In THRLBCL, the tumor cells typically express markers that are characteristic of B-cells. Apart from the standard markers, tumor cells in THRLBCL have also been found to express OCT-2 and BOB.1 which highlights the importance of utilizing a comprehensive panel of immunohistochemical markers.
Lymphoplasmacytic lymphoma (LPL) is a rare type of NHL. This study examined an incidence of LPL in an elderly male with immunophenotypic profile consistent with LPL. Bone marrow examination revealed 20% of the cells exhibited plasmacytoid differentiation which is a significant finding in LPL confirming the diagnosis.
Understanding different types of lymphomas can be challenging due to their varied presentations and markers. This study focuses on two specific cases of lymphoma: Angioimmunoblastic T-cell lymphoma and T-lymphoblastic lymphoma.
The first case involves an elderly male diagnosed with angioimmunoblastic T-cell lymphoma, which is also known as Nodal T follicular helper (TFH) cell lymphoma, angioblastic type. The tumor cells were positive for PD1 and ICOS, which are indicative of TFH cell origin.

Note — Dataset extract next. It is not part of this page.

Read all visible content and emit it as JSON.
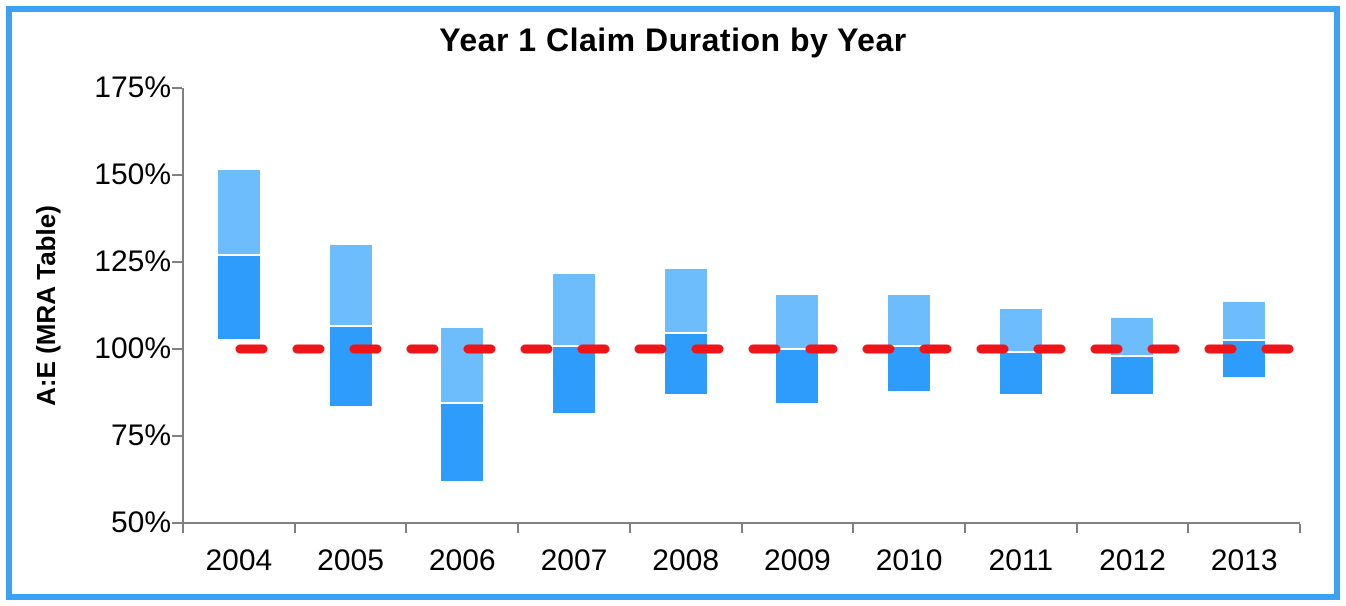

The second case is of an adult female diagnosed with T-lymphoblastic lymphoma. The cells were positive for CD99 along with the lineage markers. According to a literature search, CD99 can be a useful marker for assessing minimal residual disease (MRD) in patients. A study conducted by Devi et al [17] reports an incidence rate of 6% for similar cases. In the present study, Cutaneous T-cell lymphoma (CTCL) affected patient aged between 48 years. A Research has identified mycosis fungoides as the most prevalent form of primary cutaneous lymphoma, accounting for 71% of cases [21].

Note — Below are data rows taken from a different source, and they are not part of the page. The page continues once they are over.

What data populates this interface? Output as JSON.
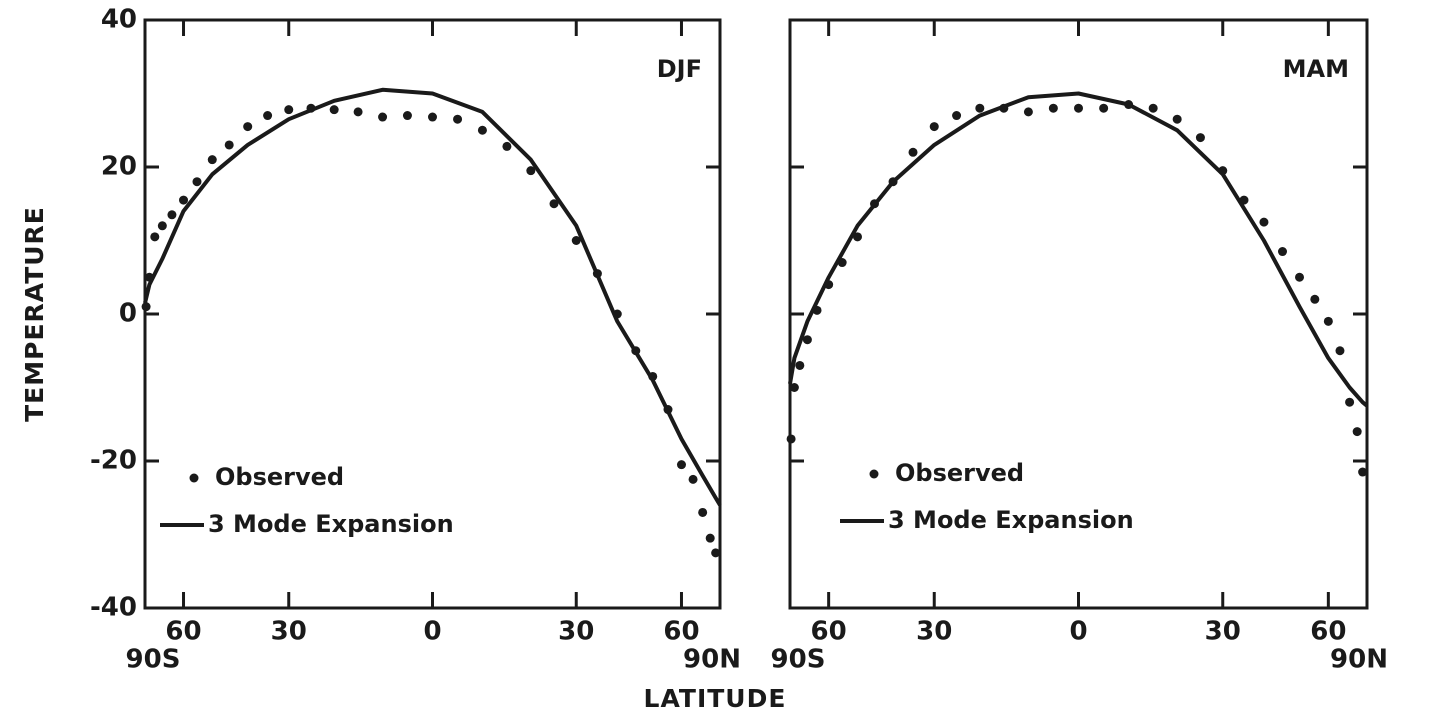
{
  "xlabel": "LATITUDE",
  "ylabel": "TEMPERATURE",
  "chart_data": [
    {
      "type": "line",
      "label": "DJF",
      "x_scale": "sine",
      "xlim": [
        -90,
        90
      ],
      "ylim": [
        -40,
        40
      ],
      "xticks": [
        {
          "value": -90,
          "label": "90S"
        },
        {
          "value": -60,
          "label": "60"
        },
        {
          "value": -30,
          "label": "30"
        },
        0,
        {
          "value": 30,
          "label": "30"
        },
        {
          "value": 60,
          "label": "60"
        },
        {
          "value": 90,
          "label": "90N"
        }
      ],
      "yticks": [
        -40,
        -20,
        0,
        20,
        40
      ],
      "series": [
        {
          "name": "Observed",
          "style": "markers",
          "color": "#1a1a1a",
          "x": [
            -85,
            -80,
            -75,
            -70,
            -65,
            -60,
            -55,
            -50,
            -45,
            -40,
            -35,
            -30,
            -25,
            -20,
            -15,
            -10,
            -5,
            0,
            5,
            10,
            15,
            20,
            25,
            30,
            35,
            40,
            45,
            50,
            55,
            60,
            65,
            70,
            75,
            80
          ],
          "values": [
            1,
            5,
            10.5,
            12,
            13.5,
            15.5,
            18,
            21,
            23,
            25.5,
            27,
            27.8,
            28,
            27.8,
            27.5,
            26.8,
            27,
            26.8,
            26.5,
            25,
            22.8,
            19.5,
            15,
            10,
            5.5,
            0,
            -5,
            -8.5,
            -13,
            -20.5,
            -22.5,
            -27,
            -30.5,
            -32.5
          ]
        },
        {
          "name": "3 Mode Expansion",
          "style": "line",
          "color": "#1a1a1a",
          "x": [
            -90,
            -80,
            -70,
            -60,
            -50,
            -40,
            -30,
            -20,
            -10,
            0,
            10,
            20,
            30,
            40,
            50,
            60,
            70,
            80,
            90
          ],
          "values": [
            1.5,
            4,
            7.5,
            14,
            19,
            23,
            26.5,
            29,
            30.5,
            30,
            27.5,
            21,
            12,
            -1,
            -9,
            -17,
            -22,
            -25,
            -26
          ]
        }
      ]
    },
    {
      "type": "line",
      "label": "MAM",
      "x_scale": "sine",
      "xlim": [
        -90,
        90
      ],
      "ylim": [
        -40,
        40
      ],
      "xticks": [
        {
          "value": -90,
          "label": "90S"
        },
        {
          "value": -60,
          "label": "60"
        },
        {
          "value": -30,
          "label": "30"
        },
        0,
        {
          "value": 30,
          "label": "30"
        },
        {
          "value": 60,
          "label": "60"
        },
        {
          "value": 90,
          "label": "90N"
        }
      ],
      "yticks": [
        -40,
        -20,
        0,
        20,
        40
      ],
      "series": [
        {
          "name": "Observed",
          "style": "markers",
          "color": "#1a1a1a",
          "x": [
            -85,
            -80,
            -75,
            -70,
            -65,
            -60,
            -55,
            -50,
            -45,
            -40,
            -35,
            -30,
            -25,
            -20,
            -15,
            -10,
            -5,
            0,
            5,
            10,
            15,
            20,
            25,
            30,
            35,
            40,
            45,
            50,
            55,
            60,
            65,
            70,
            75,
            80
          ],
          "values": [
            -17,
            -10,
            -7,
            -3.5,
            0.5,
            4,
            7,
            10.5,
            15,
            18,
            22,
            25.5,
            27,
            28,
            28,
            27.5,
            28,
            28,
            28,
            28.5,
            28,
            26.5,
            24,
            19.5,
            15.5,
            12.5,
            8.5,
            5,
            2,
            -1,
            -5,
            -12,
            -16,
            -21.5
          ]
        },
        {
          "name": "3 Mode Expansion",
          "style": "line",
          "color": "#1a1a1a",
          "x": [
            -90,
            -80,
            -70,
            -60,
            -50,
            -40,
            -30,
            -20,
            -10,
            0,
            10,
            20,
            30,
            40,
            50,
            60,
            70,
            80,
            90
          ],
          "values": [
            -9.5,
            -6,
            -1,
            5,
            12,
            18,
            23,
            27,
            29.5,
            30,
            28.5,
            25,
            19,
            10,
            1,
            -6,
            -10,
            -12,
            -12.5
          ]
        }
      ]
    }
  ]
}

Limitation: There may be referral bias on the incidences of various lymphoma subtypes, as our tertiary care centre is a referral centre for oncology patients.
Conclusion
Lymphomas appear to be more prevalent in rural populations. This increased prevalence may be attributed to environmental exposures and limited access to healthcare. The use of optimal IHC markers offers a promising path forward even in settings with limited resources.
Conflicts of interest
Authors declare no conflicts of interest.